Avec la réforme des retraites, Emmanuel Macron joue son quinquennat. Mais c’est le redressement du pays qui est en jeu.
Emmanuel Macron a terminé 2018 en voyant sa présidence jupitérienne fracassée par la révolte des gilets jaunes, une crise politique inédite depuis Mai 68, qu’il a provoquée au plan fiscal en assommant les Français de taxes sur les carburants pour compenser la suppression de la taxe d’habitation, au plan politique en mettant en place un pouvoir autoritaire, technocratique et ultracentralisé. Après s’être miraculeusement rétabli grâce au grand débat, il achève 2019 avec un pays bloqué par une réplique des grandes grèves de 1995, qui voit la totalité des syndicats s’opposer à son projet de passage à un système de retraite universelle par points. La France aborde 2020 en marche à pied et la République en marche arrière.

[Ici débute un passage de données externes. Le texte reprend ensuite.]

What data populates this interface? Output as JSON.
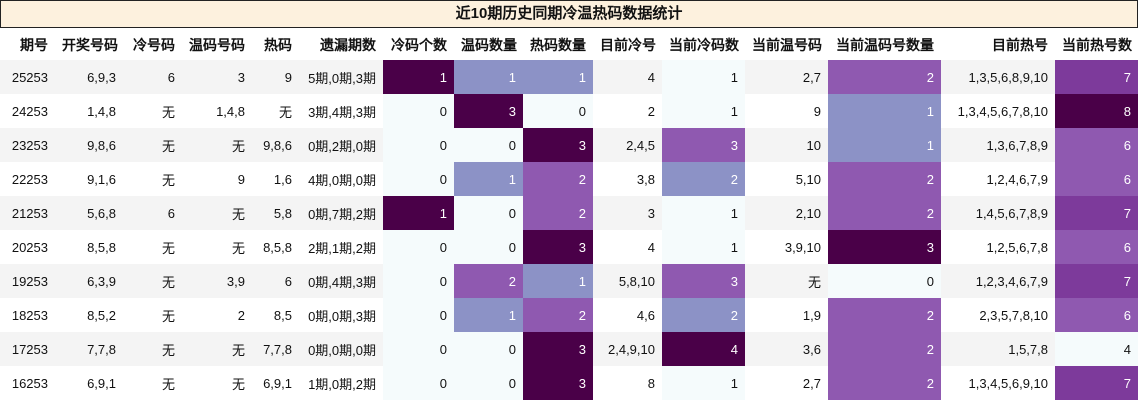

Tout semble opposer le mouvement des gilets jaunes et les grèves de décembre 2019. Le premier a mobilisé la France des exclus et de la périphérie, les secondes la France protégée du secteur public, dont les régimes spéciaux de la SNCF et de la RATP sont le symbole. Le premier était inclassable et insaisissable, sans leader, sans stratégie et sans plate-forme de revendications ; les secondes, qui s’inscrivent dans la lignée de l’histoire sociale française, sont structurées par les syndicats et visent le retrait du projet de réforme des retraites.
Trois points communs rapprochent toutefois ces éruptions. Toutes deux résultent de promesses avancées par Emmanuel Macron durant sa campagne présidentielle, qui n’ont fait l’objet d’aucune évaluation ou étude de faisabilité : les superbes slogans électoraux se sont révélés autant de cauchemars quand ils furent confrontés à la réalité. Toutes deux se sont cristallisées autour de la modification brutale et improvisée de variables fondamentales pour l’économie et la vie quotidienne des Français : le prix de l’essence, décisif pour le pouvoir d’achat, et les retraites, qui constituent l’un des piliers du pacte social. Toutes deux sont indissociables du système de pouvoir personnel et vertical qui a installé un face-à-face frontal et dangereux entre le président de la République et de nombreuses catégories de Français.
Après avoir fait retraite face aux gilets jaunes, en annulant les hausses de taxes sur l’essence puis en engageant 22 milliards d’euros de dépenses publiques supplémentaires pour tenter de désarmer la spirale de la haine et de la violence sociales, Emmanuel Macron a décidé d’engager une périlleuse épreuve de force pour imposer à tout prix son projet de retraite universelle par points.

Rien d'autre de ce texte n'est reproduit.